22 - yes. You need to tell the calmest & most level headed person who can help them. It’s going to be hard, but the 22 year old needs help (not condemnation) and the homeowner needs to know what trouble what trouble could be about to knock on their door. Plus, if there are other youngsters living in the home, they need to be looked out for.

Stillme1 · 12/09/2018 00:36

If you don't tell members of the family you could lose the trust and respect of the family when they do find out

PaulHollywoodsleftbollockhair · 12/09/2018 00:37

Yes.

Jux · 12/09/2018 00:42

Agree with Annie. While not a user myself, I have had more to do with them than I ever wanted or expected to. Tell family and maybe they can do something which will help.

notangelinajolie · 12/09/2018 00:43

If telling other family members would open a can or worms then I think you should try to help the family member yourself.

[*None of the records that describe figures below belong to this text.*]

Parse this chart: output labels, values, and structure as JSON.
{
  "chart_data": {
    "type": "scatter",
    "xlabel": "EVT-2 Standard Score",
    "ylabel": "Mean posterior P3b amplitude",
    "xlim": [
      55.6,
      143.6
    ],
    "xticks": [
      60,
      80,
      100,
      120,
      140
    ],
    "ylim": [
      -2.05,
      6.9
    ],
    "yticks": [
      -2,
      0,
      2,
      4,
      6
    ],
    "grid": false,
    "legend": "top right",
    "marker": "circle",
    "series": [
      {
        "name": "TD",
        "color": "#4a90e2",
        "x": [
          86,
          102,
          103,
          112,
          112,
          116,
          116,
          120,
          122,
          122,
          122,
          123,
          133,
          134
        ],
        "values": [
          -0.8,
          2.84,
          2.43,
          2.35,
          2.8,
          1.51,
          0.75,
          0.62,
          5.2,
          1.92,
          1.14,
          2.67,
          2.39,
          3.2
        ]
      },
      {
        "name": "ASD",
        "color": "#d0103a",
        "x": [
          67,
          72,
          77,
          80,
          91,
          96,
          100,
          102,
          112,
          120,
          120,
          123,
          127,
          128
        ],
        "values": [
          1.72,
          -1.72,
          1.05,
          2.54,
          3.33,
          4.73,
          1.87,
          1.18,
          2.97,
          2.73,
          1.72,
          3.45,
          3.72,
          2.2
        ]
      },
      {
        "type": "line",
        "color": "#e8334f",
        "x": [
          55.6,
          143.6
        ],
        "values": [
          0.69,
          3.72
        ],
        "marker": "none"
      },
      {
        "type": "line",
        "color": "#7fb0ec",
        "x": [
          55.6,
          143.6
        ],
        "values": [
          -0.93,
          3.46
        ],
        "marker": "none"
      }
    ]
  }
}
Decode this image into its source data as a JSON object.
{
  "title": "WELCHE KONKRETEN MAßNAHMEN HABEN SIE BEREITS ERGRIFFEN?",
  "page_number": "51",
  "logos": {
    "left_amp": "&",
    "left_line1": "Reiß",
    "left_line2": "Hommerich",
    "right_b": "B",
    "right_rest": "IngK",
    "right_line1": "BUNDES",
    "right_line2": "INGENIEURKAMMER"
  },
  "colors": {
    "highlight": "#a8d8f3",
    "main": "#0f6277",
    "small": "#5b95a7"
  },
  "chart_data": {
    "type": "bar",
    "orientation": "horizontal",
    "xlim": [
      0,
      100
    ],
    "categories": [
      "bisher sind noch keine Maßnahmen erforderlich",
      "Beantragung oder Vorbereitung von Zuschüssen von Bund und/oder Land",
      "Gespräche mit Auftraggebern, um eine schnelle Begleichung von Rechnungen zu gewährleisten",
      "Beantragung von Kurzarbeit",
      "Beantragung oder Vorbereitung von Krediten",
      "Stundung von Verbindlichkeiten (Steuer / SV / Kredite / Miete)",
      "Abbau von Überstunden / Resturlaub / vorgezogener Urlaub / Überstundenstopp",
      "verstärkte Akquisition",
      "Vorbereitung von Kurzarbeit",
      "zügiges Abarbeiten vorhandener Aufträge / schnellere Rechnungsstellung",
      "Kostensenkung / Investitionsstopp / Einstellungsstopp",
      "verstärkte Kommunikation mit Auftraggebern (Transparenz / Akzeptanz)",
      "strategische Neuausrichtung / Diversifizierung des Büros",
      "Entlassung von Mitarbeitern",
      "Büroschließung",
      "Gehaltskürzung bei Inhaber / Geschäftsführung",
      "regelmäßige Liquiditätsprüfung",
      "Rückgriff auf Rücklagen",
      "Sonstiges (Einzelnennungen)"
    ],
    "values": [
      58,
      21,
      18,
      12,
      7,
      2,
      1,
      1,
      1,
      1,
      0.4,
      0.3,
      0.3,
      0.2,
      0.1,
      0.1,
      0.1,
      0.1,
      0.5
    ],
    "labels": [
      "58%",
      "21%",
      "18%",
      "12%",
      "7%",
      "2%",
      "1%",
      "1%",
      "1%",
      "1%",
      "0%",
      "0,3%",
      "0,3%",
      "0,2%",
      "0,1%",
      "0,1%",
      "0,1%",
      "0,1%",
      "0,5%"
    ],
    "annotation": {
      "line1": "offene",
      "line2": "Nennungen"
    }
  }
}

kidsneedfathers · 12/09/2018 02:02

To tell or not to tell? Tough one. Remember as the ladies said before me: the family trusted you to keep an eye. I believe you must tell. However before telling speak to relate to find out how you can do it in the best wsy. Maybe try to find out what help is available for him. Anyway remember if you do not tell it is likely that he will be deeper and deeper in drugs and debts-he might even become violent toward the family, he might steal etc...so think how to help him if you can but remember that the family also deserves to be helped ; you must eventually let them know about the sad reality and how best to cope with it . The earlier the better IMHO...but please talk to experts who deal with addicted in the matter first ...Good Luck...not easy...what huge responsibility they set upon you!

BlueBug45 · 12/09/2018 02:10

Yes you do tell family members but only the ones you know are level headed, and who will seek to point the addict in the right direction while protecting the more vunerable ones they live with.